VernacularTitle:基于“肠道菌群-肠-心轴”探讨溃疡性结肠炎与心房颤动的共病机制
Author: Meiyu FENG ¹ ; Wenjing ZHANG ² ; Yihang DU ² ; Xuanye DING ¹ ; Yuanhui HU ² ; Haitai YUAN ³
Author Information

1. Shandong First Medical University， Jinan 250117， China
2. Guang'anmen Hospital， China Academy of Chinese Medical Sciences， Beijing 100053， China
3. Shandong Provincial Hospital， Jinan 250021， China
Publication Type:Journal Article
Keywords: gut microbiota; gut microbiota metabolites; atrial fibrillation; ulcerative colitis; fecal microbiota transplantation
From: Chinese Journal of Experimental Traditional Medical Formulae 2026;32(7):276-281
CountryChina
Language:Chinese
Abstract: The gut microbiota is regarded as the "eighth organ" of the human body and plays a critical regulatory role in the occurrence and progression of various diseases. Ulcerative colitis （UC） is a chronic inflammatory bowel disease with a complex etiology and a tendency toward recurrent episodes. In recent years， studies have shown that gut microbiota dysbiosis plays a key role in its pathological processes. Meanwhile， an increasing number of studies have demonstrated that imbalances in the gut microbiota and abnormalities in its metabolites are closely associated with the development of atrial fibrillation （AF）. Although UC and AF belong to diseases of the digestive system and cardiovascular system， respectively， both exhibit systemic inflammatory characteristics and are often accompanied by gut microbiota dysregulation and abnormal metabolic products.

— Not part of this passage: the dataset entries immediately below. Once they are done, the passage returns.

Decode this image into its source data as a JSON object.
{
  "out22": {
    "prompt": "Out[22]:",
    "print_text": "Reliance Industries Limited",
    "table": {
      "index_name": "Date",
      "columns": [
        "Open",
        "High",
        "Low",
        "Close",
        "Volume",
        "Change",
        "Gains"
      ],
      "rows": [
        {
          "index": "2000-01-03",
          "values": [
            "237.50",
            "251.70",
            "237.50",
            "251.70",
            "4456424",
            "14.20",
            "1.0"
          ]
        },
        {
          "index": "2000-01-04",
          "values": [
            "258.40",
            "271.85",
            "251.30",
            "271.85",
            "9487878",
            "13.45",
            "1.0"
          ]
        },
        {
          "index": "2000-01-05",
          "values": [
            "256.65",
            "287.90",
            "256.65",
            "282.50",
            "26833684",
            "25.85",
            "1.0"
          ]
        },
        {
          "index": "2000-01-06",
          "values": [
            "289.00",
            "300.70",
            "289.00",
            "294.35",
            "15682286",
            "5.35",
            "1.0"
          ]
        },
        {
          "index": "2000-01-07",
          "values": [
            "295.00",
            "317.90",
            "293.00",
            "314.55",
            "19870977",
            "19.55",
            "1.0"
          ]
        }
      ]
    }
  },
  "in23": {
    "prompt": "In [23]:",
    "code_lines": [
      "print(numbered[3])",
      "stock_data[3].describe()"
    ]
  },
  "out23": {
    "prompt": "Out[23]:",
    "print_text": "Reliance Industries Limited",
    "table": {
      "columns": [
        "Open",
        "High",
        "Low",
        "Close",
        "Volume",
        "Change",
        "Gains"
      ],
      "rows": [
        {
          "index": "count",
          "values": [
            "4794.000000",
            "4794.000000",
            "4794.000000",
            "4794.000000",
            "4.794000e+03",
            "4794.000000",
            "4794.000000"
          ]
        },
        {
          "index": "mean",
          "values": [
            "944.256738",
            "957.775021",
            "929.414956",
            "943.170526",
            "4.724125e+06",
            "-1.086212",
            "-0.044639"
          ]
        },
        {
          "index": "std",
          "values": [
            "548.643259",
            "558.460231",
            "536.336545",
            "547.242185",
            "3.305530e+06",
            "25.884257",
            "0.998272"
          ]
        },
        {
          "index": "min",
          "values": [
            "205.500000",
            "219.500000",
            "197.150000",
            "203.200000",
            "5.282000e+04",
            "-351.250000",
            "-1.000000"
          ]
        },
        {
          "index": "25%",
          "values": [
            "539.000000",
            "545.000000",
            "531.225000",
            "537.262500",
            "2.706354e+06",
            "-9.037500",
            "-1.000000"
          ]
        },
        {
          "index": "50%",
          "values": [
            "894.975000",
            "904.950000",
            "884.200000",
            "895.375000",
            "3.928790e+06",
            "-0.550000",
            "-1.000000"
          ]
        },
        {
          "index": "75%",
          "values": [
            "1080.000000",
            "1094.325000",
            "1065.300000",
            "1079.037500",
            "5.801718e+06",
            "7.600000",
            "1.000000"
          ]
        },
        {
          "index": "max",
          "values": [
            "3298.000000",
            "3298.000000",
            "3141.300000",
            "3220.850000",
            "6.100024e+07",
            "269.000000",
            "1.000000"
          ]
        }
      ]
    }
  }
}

However， systematic investigations into the mechanisms by which gut microbiota-derived metabolites act in these two diseases remain limited. Based on this， the present study adopts literature review and theoretical analysis methods， taking the "gut microbiota-gut-heart" axis as the entry point， to systematically summarize the signaling networks of three key classes of metabolites， i.e.， short-chain fatty acids （SCFAs）， bile acids （BAs）， and trimethylamine N-oxide （TMAO）， in the comorbidity mechanism of UC and AF. The findings indicate that these metabolites may activate key inflammatory pathways， such as NF-κB and NLRP3， thereby synergistically mediating intestinal barrier dysfunction and systemic inflammation and constructing a potential comorbidity network. On this basis， potential intervention strategies for the treatment of UC-AF comorbidity， including probiotic intervention and fecal microbiota transplantation， are further discussed. This study aims to provide new theoretical evidence and research perspectives for prevention and treatment strategies of cross-system diseases.